Due to an extreme lack of foresight, the Chinatown bus was the method I chose to move from Boston to New York. Renting a truck is expensive, and the employees on the Chinatown buses don’t seem to care what you do as long as the trip doesn’t exceed four hours. So, one is able to load a ridiculous amount of shit on the bus without catching a second glance. In the interest of starting anew and traveling light, I gave away everything that wouldn’t fit into two suitcases, two duffle bags, and a backpack (excluding my bike and the various instruments I’ve accumulated over the course of my four years in Boston).
The initial plan was to store the bike and instruments at a friend’s apartment (until I could figure out what to do with them – probably load them on a Chinatown bus later), load myself down with everything else, and trudge through the necessary public transportation systems until arriving at my stoop in Brooklyn. It would be hellish, but it would be one trip and then it would be over.
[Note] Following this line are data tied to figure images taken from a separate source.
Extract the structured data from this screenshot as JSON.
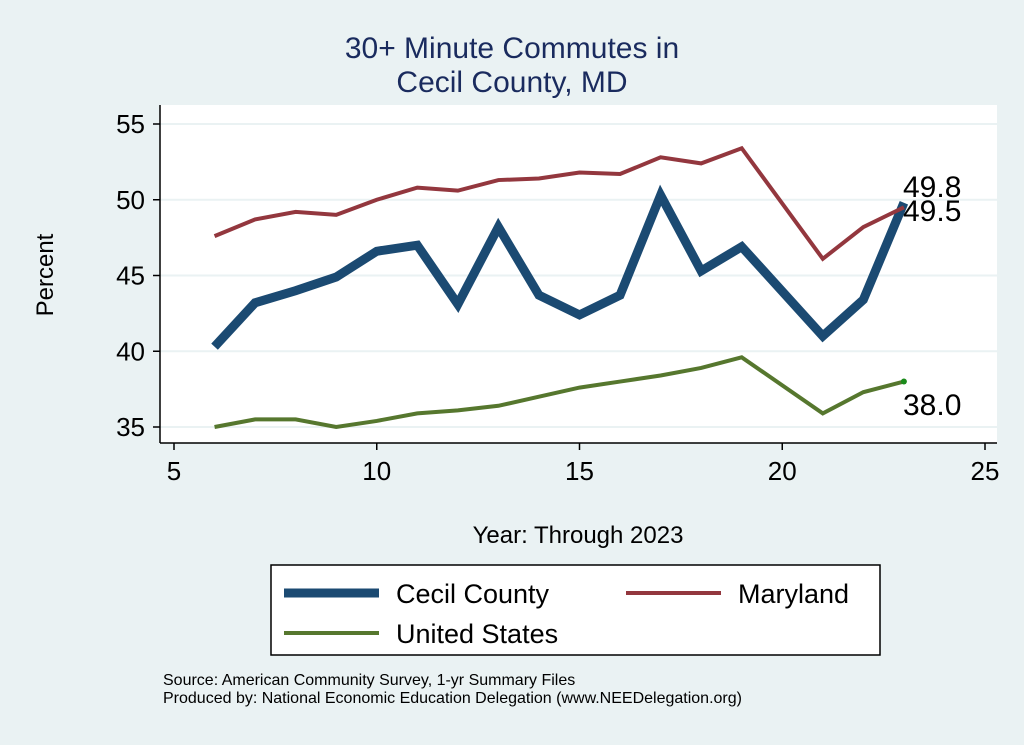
{
  "chart_data": {
    "type": "line",
    "title": [
      "30+ Minute Commutes in",
      "Cecil County, MD"
    ],
    "xlabel": "Year: Through 2023",
    "ylabel": "Percent",
    "xlim": [
      5,
      25
    ],
    "ylim": [
      35,
      55
    ],
    "xticks": [
      5,
      10,
      15,
      20,
      25
    ],
    "yticks": [
      35,
      40,
      45,
      50,
      55
    ],
    "grid": true,
    "legend_position": "bottom",
    "series": [
      {
        "name": "Cecil County",
        "color": "#1b4a72",
        "x": [
          6,
          7,
          8,
          9,
          10,
          11,
          12,
          13,
          14,
          15,
          16,
          17,
          18,
          19,
          21,
          22,
          23
        ],
        "values": [
          40.3,
          43.2,
          44.0,
          44.9,
          46.6,
          47.0,
          43.1,
          48.2,
          43.7,
          42.4,
          43.7,
          50.3,
          45.3,
          46.9,
          41.0,
          43.4,
          49.8
        ],
        "end_label": "49.8"
      },
      {
        "name": "Maryland",
        "color": "#93373e",
        "x": [
          6,
          7,
          8,
          9,
          10,
          11,
          12,
          13,
          14,
          15,
          16,
          17,
          18,
          19,
          21,
          22,
          23
        ],
        "values": [
          47.6,
          48.7,
          49.2,
          49.0,
          50.0,
          50.8,
          50.6,
          51.3,
          51.4,
          51.8,
          51.7,
          52.8,
          52.4,
          53.4,
          46.1,
          48.2,
          49.5
        ],
        "end_label": "49.5"
      },
      {
        "name": "United States",
        "color": "#56772e",
        "x": [
          6,
          7,
          8,
          9,
          10,
          11,
          12,
          13,
          14,
          15,
          16,
          17,
          18,
          19,
          21,
          22,
          23
        ],
        "values": [
          35.0,
          35.5,
          35.5,
          35.0,
          35.4,
          35.9,
          36.1,
          36.4,
          37.0,
          37.6,
          38.0,
          38.4,
          38.9,
          39.6,
          35.9,
          37.3,
          38.0
        ],
        "end_label": "38.0"
      }
    ]
  },
  "source": "Source: American Community Survey, 1-yr Summary Files",
  "produced_by": "Produced by: National Economic Education Delegation (www.NEEDelegation.org)"
}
In practice, this proved to be unrealistic, so the plan ended up looking something like this:
Day 1: Load myself down with half of the bags – take the bus to New York – track down the guy I’m subletting from to pick up my keys – drop everything off at the apartment – go to sleep.
Day 2: Wake up – shower (?) – take the bus to Boston – take the train to my apartment – grab the other half of the bags – clean – drop off my old keys -and sleep at a friend’s.
Day 3 = Day 1 (Minus picking up the keys – I got those on Day 1. Remember?)
Compartmentalized below are the reasons this was a terrible idea (in no particular order).
Boredom: This is obvious. That’s a total of ~12 hours in three days on the most ragtag bus ever. While I’m guessing a lot of people have commutes like this all the time (Rockstars? Bus Drivers?), I don’t. Considering that I also lack the foresight to do things like charge my phone and iPod, boredom played a pivotal role in the experience. The antics (see below) of other Chinatown bus travelers are only entertaining for so long, and nothing excited ever seems to happen to me on I-95 in Connecticut.
The only restaurant the Chinatown buses seem to stop at is McDonald’s: Normally, I have nothing against McDonald’s. If anything, I applaud them for constructing a business model that can withstand all the negative press they get. But, fast food from a rest stop tends to transform itself into a brick in your stomach. Further, the Chinatown bus normally smells like bathroom cleaner and air freshener. Combined with the smell of cheeseburgers, the stench can be a little overpowering. The whole experience leads to a state of forehead-sweating and stomach lurches.
The horrible bathroom: Of course the bathroom is disgusting. Why wouldn’t it be? The main problem, however, is its design. The only handle one has to balance himself is on the right. It’s hard to pee straight when being jostled, but doing so as a southpaw is even harder. I have to say I was pretty good at this, though, even when the bus slammed on the breaks while I was in there. This is lucky considering there’s no soap or hand sanitizer in there, so any slip-ups would have unpleasant consequences.
When there’s traffic, Chinatown bus drivers take detours that lead to being lost in places like Danbury, CT: As mentioned before, the Chinatown bus’ MO is to make the trip in 4 hours. This doesn’t mean that they’re always successful. On the upside, I got to see a lot of CT’s great Dunkin’ Donuts and Wendy’s.
No one is happy on Chinatown buses: Self-explanatory. A lot has been written about Chinatown bus passengers, so I won’t go too far into it. In short, most people just complain loudly on their phones about things like being lost in Connecticut. Most interestingly, there was a guy who looked almost identical to Chris Farley’s character in the “Da Bears” sketches who was clearly hammered, but he mostly just slept.
The realization that if I had paid a little more I could have moved in one trip and avoided public transportation: I’m not used to taking public transportation; Boston has the benefit of being compact, and one can bike virtually anywhere in town in ~30 minutes. So, spending sweaty hours on buses carrying around heavy bags was an unpleasant experience I’m not accustomed to. The thought that I could have moved in one trip and avoided all of this a powerful one.
In the end, everything made it in tact. Now I’m free to get lost in Bushwick whenever I want. If anything, I rediscovered my love for Orange Juice and Beatles For Sale while my iPod still worked.